All units are based on the NYS Visual Arts Standards with a strong focus on ELA. For every unit of study, students read articles either about artists or architecture, and/or art in other cultures throughout history so they can gain an appreciation for art past and present; all while enhancing their ability to read a text for facts and main concepts. Reading factual or technical text is a life skill that all students apply to their lives, whether it's reading the newspaper, their favorite magazine or a college textbook. Persell Middle School is working on enrichment of student's ELA skills schoolwide through the study and creation of art.
Persell Middle School
seventh-grader Donald Karr works on his perspective drawing during Michela Tehan’s art class.

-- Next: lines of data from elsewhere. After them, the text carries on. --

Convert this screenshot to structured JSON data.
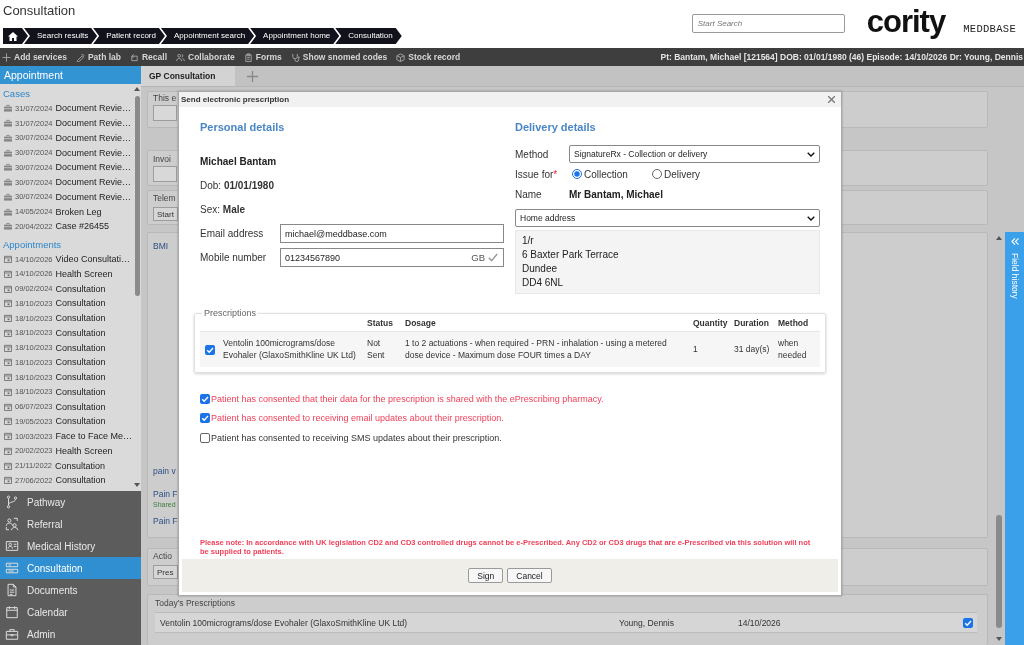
{
  "header": {
    "title": "Consultation",
    "breadcrumb": [
      "Search results",
      "Patient record",
      "Appointment search",
      "Appointment home",
      "Consultation"
    ],
    "search": {
      "placeholder": "Start Search"
    },
    "logo": {
      "brand": "cority",
      "product": "MEDDBASE"
    }
  },
  "toolbar": {
    "actions": [
      "Add services",
      "Path lab",
      "Recall",
      "Collaborate",
      "Forms",
      "Show snomed codes",
      "Stock record"
    ],
    "patient_info": "Pt: Bantam, Michael [121564] DOB: 01/01/1980 (46) Episode: 14/10/2026 Dr: Young, Dennis"
  },
  "sidebar": {
    "title": "Appointment",
    "groups": [
      {
        "heading": "Cases",
        "kind": "case",
        "items": [
          {
            "date": "31/07/2024",
            "title": "Document Revie…"
          },
          {
            "date": "31/07/2024",
            "title": "Document Revie…"
          },
          {
            "date": "30/07/2024",
            "title": "Document Revie…"
          },
          {
            "date": "30/07/2024",
            "title": "Document Revie…"
          },
          {
            "date": "30/07/2024",
            "title": "Document Revie…"
          },
          {
            "date": "30/07/2024",
            "title": "Document Revie…"
          },
          {
            "date": "30/07/2024",
            "title": "Document Revie…"
          },
          {
            "date": "14/05/2024",
            "title": "Broken Leg"
          },
          {
            "date": "20/04/2022",
            "title": "Case #26455"
          }
        ]
      },
      {
        "heading": "Appointments",
        "kind": "appointment",
        "items": [
          {
            "date": "14/10/2026",
            "title": "Video Consultati…"
          },
          {
            "date": "14/10/2026",
            "title": "Health Screen"
          },
          {
            "date": "09/02/2024",
            "title": "Consultation"
          },
          {
            "date": "18/10/2023",
            "title": "Consultation"
          },
          {
            "date": "18/10/2023",
            "title": "Consultation"
          },
          {
            "date": "18/10/2023",
            "title": "Consultation"
          },
          {
            "date": "18/10/2023",
            "title": "Consultation"
          },
          {
            "date": "18/10/2023",
            "title": "Consultation"
          },
          {
            "date": "18/10/2023",
            "title": "Consultation"
          },
          {
            "date": "18/10/2023",
            "title": "Consultation"
          },
          {
            "date": "06/07/2023",
            "title": "Consultation"
          },
          {
            "date": "19/05/2023",
            "title": "Consultation"
          },
          {
            "date": "10/03/2023",
            "title": "Face to Face Me…"
          },
          {
            "date": "20/02/2023",
            "title": "Health Screen"
          },
          {
            "date": "21/11/2022",
            "title": "Consultation"
          },
          {
            "date": "27/06/2022",
            "title": "Consultation"
          }
        ]
      }
    ],
    "nav": [
      {
        "label": "Pathway",
        "selected": false
      },
      {
        "label": "Referral",
        "selected": false
      },
      {
        "label": "Medical History",
        "selected": false
      },
      {
        "label": "Consultation",
        "selected": true
      },
      {
        "label": "Documents",
        "selected": false
      },
      {
        "label": "Calendar",
        "selected": false
      },
      {
        "label": "Admin",
        "selected": false
      }
    ]
  },
  "tabs": [
    {
      "label": "GP Consultation",
      "selected": true
    }
  ],
  "background": {
    "fields": [
      {
        "kind": "input",
        "label": "This e"
      },
      {
        "kind": "input",
        "label": "Invoi"
      },
      {
        "kind": "button",
        "label": "Telem",
        "button": "Start"
      }
    ],
    "observations": [
      {
        "text": "BMI"
      },
      {
        "text": "pain v"
      },
      {
        "text": "Pain F",
        "note": "Shared"
      },
      {
        "text": "Pain F"
      }
    ],
    "actions": {
      "label": "Actio",
      "button": "Pres"
    },
    "todays_prescriptions": {
      "title": "Today's Prescriptions",
      "rows": [
        {
          "medication": "Ventolin 100micrograms/dose Evohaler (GlaxoSmithKline UK Ltd)",
          "prescriber": "Young, Dennis",
          "date": "14/10/2026",
          "checked": true
        }
      ]
    }
  },
  "field_history": {
    "label": "Field history"
  },
  "dialog": {
    "title": "Send electronic prescription",
    "personal": {
      "heading": "Personal details",
      "name": "Michael Bantam",
      "dob": "Dob: **01/01/1980**",
      "sex": "Sex: **Male**",
      "email": {
        "label": "Email address",
        "value": "michael@meddbase.com"
      },
      "mobile": {
        "label": "Mobile number",
        "value": "01234567890",
        "country": "GB",
        "valid": true
      }
    },
    "delivery": {
      "heading": "Delivery details",
      "method": {
        "label": "Method",
        "value": "SignatureRx - Collection or delivery"
      },
      "issue_for": {
        "label": "Issue for",
        "required_mark": "*",
        "options": [
          {
            "label": "Collection",
            "selected": true
          },
          {
            "label": "Delivery",
            "selected": false
          }
        ]
      },
      "name": {
        "label": "Name",
        "value": "Mr Bantam, Michael"
      },
      "address_type": "Home address",
      "address_lines": [
        "1/r",
        "6 Baxter Park Terrace",
        "Dundee",
        "DD4 6NL"
      ]
    },
    "prescriptions": {
      "legend": "Prescriptions",
      "columns": [
        "Status",
        "Dosage",
        "Quantity",
        "Duration",
        "Method"
      ],
      "rows": [
        {
          "checked": true,
          "medication": "Ventolin 100micrograms/dose Evohaler (GlaxoSmithKline UK Ltd)",
          "status": "Not Sent",
          "dosage": "1 to 2 actuations - when required - PRN - inhalation - using a metered dose device - Maximum dose FOUR times a DAY",
          "quantity": "1",
          "duration": "31 day(s)",
          "method": "when needed"
        }
      ]
    },
    "consents": [
      {
        "text": "Patient has consented that their data for the prescription is shared with the ePrescribing pharmacy.",
        "checked": true,
        "required": true
      },
      {
        "text": "Patient has consented to receiving email updates about their prescription.",
        "checked": true,
        "required": true
      },
      {
        "text": "Patient has consented to receiving SMS updates about their prescription.",
        "checked": false,
        "required": false
      }
    ],
    "note": "Please note: In accordance with UK legislation CD2 and CD3 controlled drugs cannot be e-Prescribed. Any CD2 or CD3 drugs that are e-Prescribed via this solution will not be supplied to patients.",
    "buttons": [
      "Sign",
      "Cancel"
    ]
  }
}
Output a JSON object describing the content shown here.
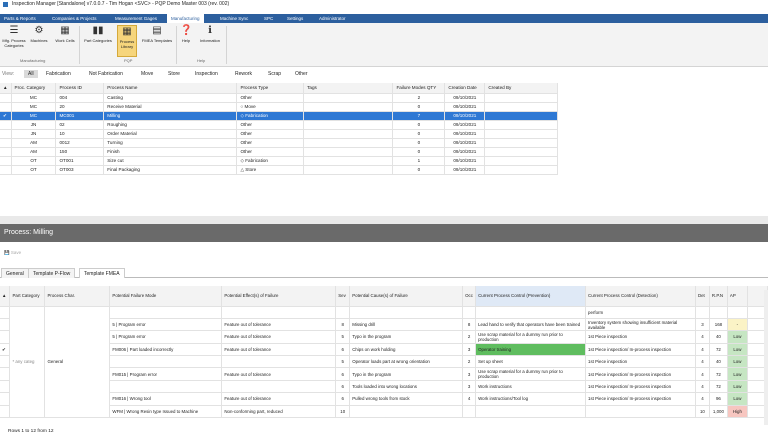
{
  "window": {
    "title": "Inspection Manager [Standalone] v7.0.0.7 - Tim Hogan <SVC> - PQP Demo Master 003 (rev. 002)"
  },
  "menu": [
    "Parts & Reports",
    "Companies & Projects",
    "Measurement Gages",
    "Manufacturing",
    "Machine Sync",
    "SPC",
    "Settings",
    "Administrator"
  ],
  "menu_active": "Manufacturing",
  "ribbon": {
    "manufacturing": [
      "Mfg. Process Categories",
      "Machines",
      "Work Cells"
    ],
    "pqp": [
      "Part Categories",
      "Process Library",
      "FMEA Templates"
    ],
    "help": [
      "Help",
      "Information"
    ],
    "group_labels": [
      "Manufacturing",
      "PQP",
      "Help"
    ]
  },
  "filters": {
    "view_label": "View:",
    "items": [
      "All",
      "Fabrication",
      "Not Fabrication",
      "Move",
      "Store",
      "Inspection",
      "Rework",
      "Scrap",
      "Other"
    ],
    "active": "All"
  },
  "process_table": {
    "headers": [
      "Proc. Category",
      "Process ID",
      "Process Name",
      "Process Type",
      "Tags",
      "Failure Modes QTY",
      "Creation Date",
      "Created By"
    ],
    "rows": [
      [
        "MC",
        "004",
        "Casting",
        "Other",
        "",
        "2",
        "09/10/2021",
        ""
      ],
      [
        "MC",
        "20",
        "Receive Material",
        "Move",
        "",
        "0",
        "09/10/2021",
        ""
      ],
      [
        "MC",
        "MC001",
        "Milling",
        "Fabrication",
        "",
        "7",
        "09/10/2021",
        ""
      ],
      [
        "JN",
        "02",
        "Roughing",
        "Other",
        "",
        "0",
        "09/10/2021",
        ""
      ],
      [
        "JN",
        "10",
        "Order Material",
        "Other",
        "",
        "0",
        "09/10/2021",
        ""
      ],
      [
        "AM",
        "0012",
        "Turning",
        "Other",
        "",
        "0",
        "09/10/2021",
        ""
      ],
      [
        "AM",
        "150",
        "Finish",
        "Other",
        "",
        "0",
        "09/10/2021",
        ""
      ],
      [
        "OT",
        "OT001",
        "Size cut",
        "Fabrication",
        "",
        "1",
        "09/10/2021",
        ""
      ],
      [
        "OT",
        "OT003",
        "Final Packaging",
        "Store",
        "",
        "0",
        "09/10/2021",
        ""
      ]
    ],
    "type_icons": [
      "",
      "circle-icon",
      "diamond-icon",
      "",
      "",
      "",
      "",
      "diamond-icon",
      "triangle-icon"
    ]
  },
  "process_panel": {
    "title": "Process: Milling",
    "save": "Save"
  },
  "tabs": [
    "General",
    "Template P-Flow",
    "Template FMEA"
  ],
  "tab_active": "Template FMEA",
  "fmea": {
    "headers": [
      "Part Category",
      "Process Char.",
      "Potential Failure Mode",
      "Potential Effect(s) of Failure",
      "Sev",
      "Potential Cause(s) of Failure",
      "Occ",
      "Current Process Control (Prevention)",
      "Current Process Control (Detection)",
      "Det",
      "R.P.N",
      "AP"
    ],
    "part_category": "* any categ",
    "process_char": "General",
    "rows": [
      {
        "mode": "",
        "effect": "",
        "sev": "",
        "cause": "",
        "occ": "",
        "prev": "",
        "det_ctrl": "perform",
        "det": "",
        "rpn": "",
        "ap": ""
      },
      {
        "mode": "5 | Program error",
        "effect": "Feature out of tolerance",
        "sev": "8",
        "cause": "Missing drill",
        "occ": "8",
        "prev": "Lead hand to verify that operators have been trained",
        "det_ctrl": "Inventory system showing insufficient material available",
        "det": "3",
        "rpn": "168",
        "ap": "-"
      },
      {
        "mode": "5 | Program error",
        "effect": "Feature out of tolerance",
        "sev": "5",
        "cause": "Typo in the program",
        "occ": "2",
        "prev": "Use scrap material for a dummy run prior to production",
        "det_ctrl": "1st Piece inspection",
        "det": "4",
        "rpn": "40",
        "ap": "Low"
      },
      {
        "mode": "FM006 | Part loaded incorrectly",
        "effect": "Feature out of tolerance",
        "sev": "6",
        "cause": "Chips on work holding",
        "occ": "3",
        "prev": "Operator training",
        "det_ctrl": "1st Piece inspection/ In-process inspection",
        "det": "4",
        "rpn": "72",
        "ap": "Low"
      },
      {
        "mode": "",
        "effect": "",
        "sev": "5",
        "cause": "Operator loads part at wrong orientation",
        "occ": "2",
        "prev": "Set up sheet",
        "det_ctrl": "1st Piece inspection",
        "det": "4",
        "rpn": "40",
        "ap": "Low"
      },
      {
        "mode": "FM015 | Program error",
        "effect": "Feature out of tolerance",
        "sev": "6",
        "cause": "Typo in the program",
        "occ": "3",
        "prev": "Use scrap material for a dummy run prior to production",
        "det_ctrl": "1st Piece inspection/ In-process inspection",
        "det": "4",
        "rpn": "72",
        "ap": "Low"
      },
      {
        "mode": "",
        "effect": "",
        "sev": "6",
        "cause": "Tools loaded into wrong locations",
        "occ": "3",
        "prev": "Work instructions",
        "det_ctrl": "1st Piece inspection/ In-process inspection",
        "det": "4",
        "rpn": "72",
        "ap": "Low"
      },
      {
        "mode": "FM016 | Wrong tool",
        "effect": "Feature out of tolerance",
        "sev": "6",
        "cause": "Pulled wrong tools from stock",
        "occ": "4",
        "prev": "Work instructions/Tool log",
        "det_ctrl": "1st Piece inspection/ In-process inspection",
        "det": "4",
        "rpn": "96",
        "ap": "Low"
      },
      {
        "mode": "WFM | Wrong Resin type Issued to Machine",
        "effect": "Non-conforming part, reduced",
        "sev": "10",
        "cause": "",
        "occ": "",
        "prev": "",
        "det_ctrl": "",
        "det": "10",
        "rpn": "1,000",
        "ap": "High"
      }
    ],
    "highlight_row": 3
  },
  "status": "Rows 1 to 12  from  12"
}
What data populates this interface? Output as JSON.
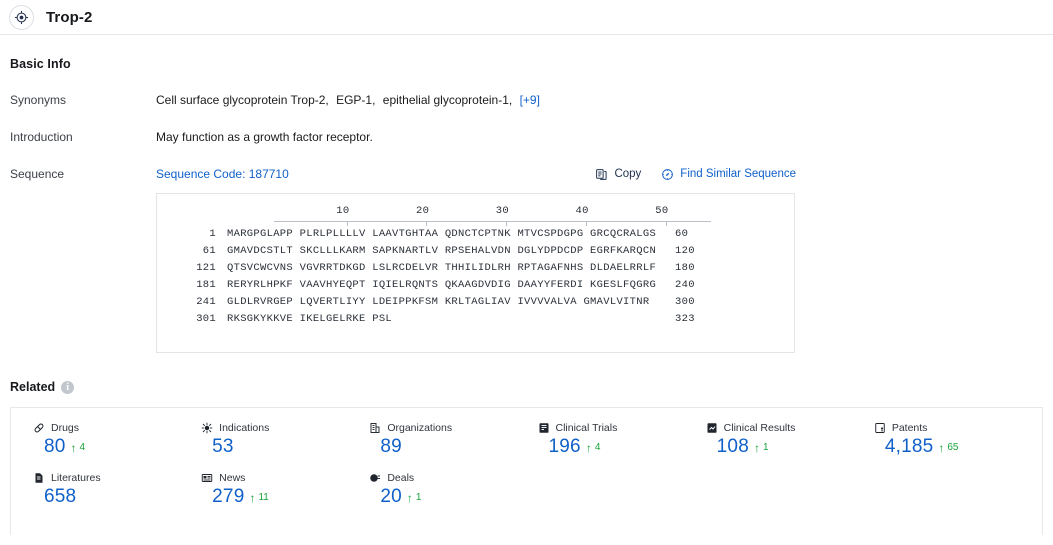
{
  "header": {
    "icon": "target-icon",
    "title": "Trop-2"
  },
  "basic_info": {
    "title": "Basic Info",
    "rows": {
      "synonyms": {
        "label": "Synonyms",
        "values": [
          "Cell surface glycoprotein Trop-2,",
          "EGP-1,",
          "epithelial glycoprotein-1,"
        ],
        "more": "[+9]"
      },
      "introduction": {
        "label": "Introduction",
        "value": "May function as a growth factor receptor."
      },
      "sequence": {
        "label": "Sequence",
        "code_label": "Sequence Code: 187710",
        "copy_label": "Copy",
        "find_similar_label": "Find Similar Sequence"
      }
    }
  },
  "sequence_view": {
    "ruler_ticks": [
      10,
      20,
      30,
      40,
      50
    ],
    "lines": [
      {
        "start": "1",
        "chunks": "MARGPGLAPP PLRLPLLLLV LAAVTGHTAA QDNCTCPTNK MTVCSPDGPG GRCQCRALGS",
        "end": "60"
      },
      {
        "start": "61",
        "chunks": "GMAVDCSTLT SKCLLLKARM SAPKNARTLV RPSEHALVDN DGLYDPDCDP EGRFKARQCN",
        "end": "120"
      },
      {
        "start": "121",
        "chunks": "QTSVCWCVNS VGVRRTDKGD LSLRCDELVR THHILIDLRH RPTAGAFNHS DLDAELRRLF",
        "end": "180"
      },
      {
        "start": "181",
        "chunks": "RERYRLHPKF VAAVHYEQPT IQIELRQNTS QKAAGDVDIG DAAYYFERDI KGESLFQGRG",
        "end": "240"
      },
      {
        "start": "241",
        "chunks": "GLDLRVRGEP LQVERTLIYY LDEIPPKFSM KRLTAGLIAV IVVVVALVA GMAVLVITNR",
        "end": "300"
      },
      {
        "start": "301",
        "chunks": "RKSGKYKKVE IKELGELRKE PSL",
        "end": "323"
      }
    ]
  },
  "related": {
    "title": "Related",
    "info_badge": "i",
    "stats": [
      {
        "icon": "pill-icon",
        "label": "Drugs",
        "value": "80",
        "delta": "4"
      },
      {
        "icon": "virus-icon",
        "label": "Indications",
        "value": "53",
        "delta": ""
      },
      {
        "icon": "organization-icon",
        "label": "Organizations",
        "value": "89",
        "delta": ""
      },
      {
        "icon": "clinical-trial-icon",
        "label": "Clinical Trials",
        "value": "196",
        "delta": "4"
      },
      {
        "icon": "clinical-result-icon",
        "label": "Clinical Results",
        "value": "108",
        "delta": "1"
      },
      {
        "icon": "patent-icon",
        "label": "Patents",
        "value": "4,185",
        "delta": "65"
      },
      {
        "icon": "literature-icon",
        "label": "Literatures",
        "value": "658",
        "delta": ""
      },
      {
        "icon": "news-icon",
        "label": "News",
        "value": "279",
        "delta": "11"
      },
      {
        "icon": "deal-icon",
        "label": "Deals",
        "value": "20",
        "delta": "1"
      }
    ]
  },
  "colors": {
    "link": "#1060c9",
    "up_arrow": "#19a33a",
    "text": "#1b1b1b",
    "border": "#e4e6eb"
  }
}
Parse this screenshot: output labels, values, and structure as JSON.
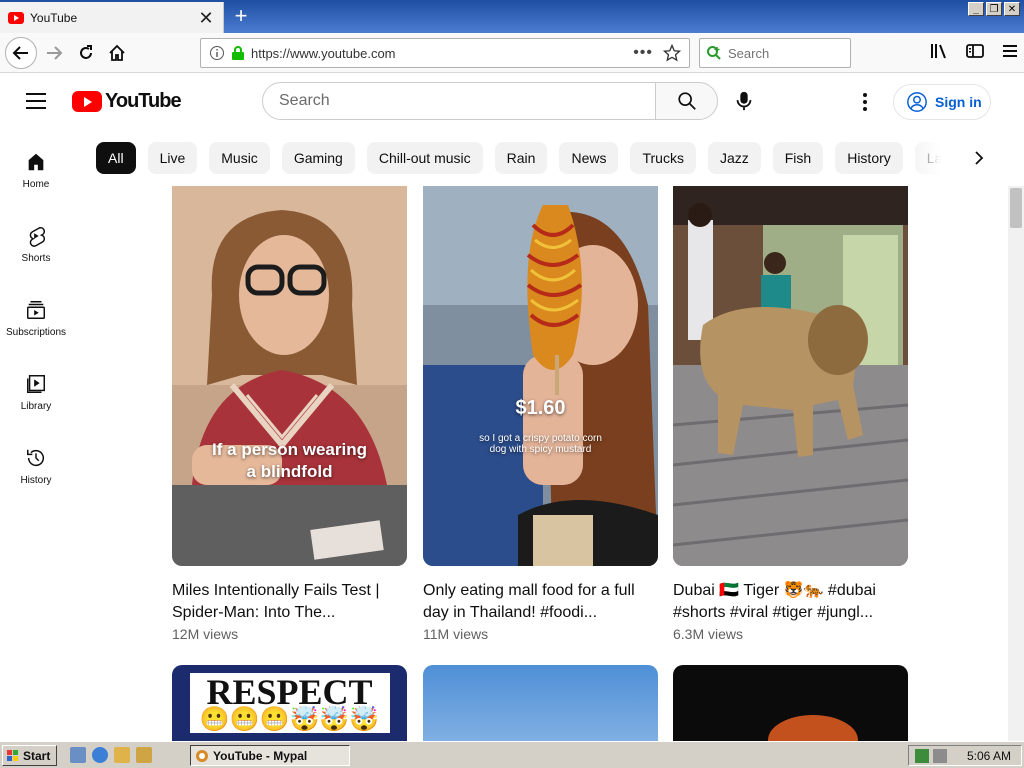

Other examples of art projects throughout the year include: in-depth color study, creating clay gargoyle sculpture, printmaking, aboriginal X-ray animal paintings, Native American symbol paper mache masks and Guatemalan yarn weaving.
"I love art because you can do whatever you want creatively but within the expectations of the teacher," said seventh-grader Ally Woolslayer. "My favorite assignment so far has been the monochromatic portraits because I love mixing my own paints and colors."